Entre a conversa sobre Hellen Martins, a importância do teatro e a superficialidade gritante nos palcos brasileiros, Cleyde Yáconis conversou com o VIVER em pleno sol da manhã próximo ao mar, em um hotel da cidade. Ela que mais parece uma menina, se dispôs a falar de sensações e do desejo de recolher-se em sua casa para um possível auto conhecimento. “É isso o que me interessa hoje”.

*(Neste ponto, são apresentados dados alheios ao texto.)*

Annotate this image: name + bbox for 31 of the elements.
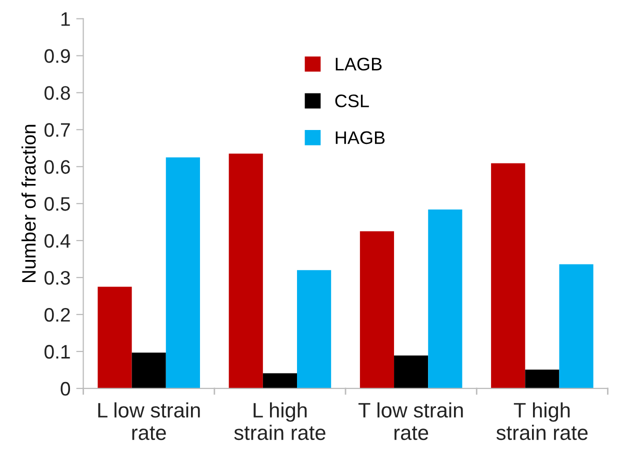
bar: [394, 356, 428, 388]
bar: [297, 270, 332, 388]
x-tick-label: T low strain rate: [358, 402, 463, 440]
bar: [98, 286, 132, 388]
y-axis-title: Number of fraction: [21, 124, 36, 282]
bar: [360, 231, 394, 388]
y-tick-label: 0.5: [44, 197, 70, 211]
x-tick-label: L low strain rate: [98, 402, 200, 440]
bar: [262, 373, 298, 388]
x-tick-label: L high strain rate: [234, 402, 326, 440]
y-tick-label: 0.4: [44, 234, 70, 248]
y-tick-label: 0.6: [44, 160, 70, 174]
y-tick-label: 1: [61, 12, 70, 26]
y-tick-label: 0.1: [44, 344, 70, 359]
y-tick-label: 0.7: [44, 123, 70, 137]
bar: [166, 157, 200, 388]
bar: [428, 209, 462, 388]
y-tick-label: 0: [60, 382, 70, 396]
bar: [525, 370, 560, 388]
bar: [228, 154, 263, 388]
y-tick-label: 0.9: [44, 49, 70, 63]
x-tick-label: T high strain rate: [496, 402, 588, 440]
bar: [132, 352, 166, 388]
bar: [559, 264, 594, 388]
legend-label: CSL: [335, 94, 369, 108]
y-tick-label: 0.8: [44, 86, 70, 100]
y-tick-label: 0.3: [44, 270, 70, 285]
legend-label: LAGB: [336, 58, 382, 71]
legend-label: HAGB: [336, 131, 385, 144]
bar: [491, 163, 526, 388]
y-tick-label: 0.2: [44, 308, 70, 322]
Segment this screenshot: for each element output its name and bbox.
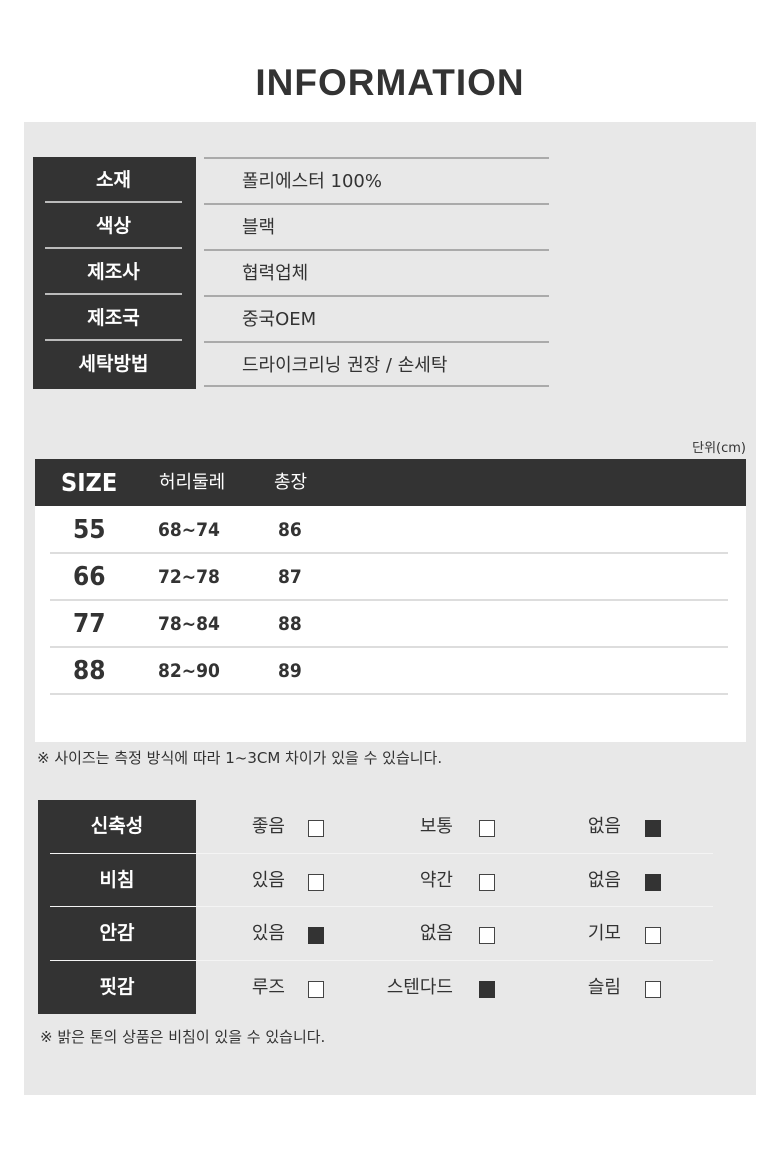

A senhora tem assistido peças de teatro? Como observa o teatro brasileiro hoje?
Cleide: Assisto pouco. Estou morando em São Paulo, mas cada dia mais me recolho em minha casa. Preciso sentir e pensar sozinha. A importância do teatro é ampla, ela abrange a política, a economia, o social, o cultural. Mas hoje em dia percebo que a dramaturgia brasileira não me satisfaz, é tudo muito superficial. Ficou superficial. É difícil achar textos brasileiros com muitos personagens e complexos. Toda essa superficialidade do teatro hoje tem a ver com a posição econômica e cultural do país. O teatro, infelizmente, não faz parte da rotina dos brasileiros. O divertimento do brasileiro é restaurante.

A senhora acredita numa evolução?
Não. Ao contrário, acredito que cada dia está pior. Tudo é muito limitado. O produtores optam pelo desejo do público, que por sua vez, sempre pede comédia e por aí vai. Cada vez pior e mais superficial. Enquanto devíamos estar evoluindo. Assim é também a música, as artes em geral. Não vejo possibilidade de melhorar. A internet está acabando com a língua portuguesa, tudo é abreviado e se o caminho é esse e o teatro é a palavra… Isso se transmite no cotidiano, na vida, nos relacionamentos, é o reflexo. Tudo está superficial.

E a personagem Hellen Martins te traz a voz para falar dessas angústias atuais?
Todas as personagens quando escolho vivê-las elas tem algo a dizer e algo forte a ser dito. Sou intermediária entre a ideia de alguém e a palavra profunda, essa é a beleza em ser atriz, ser instrumento de uma ideia.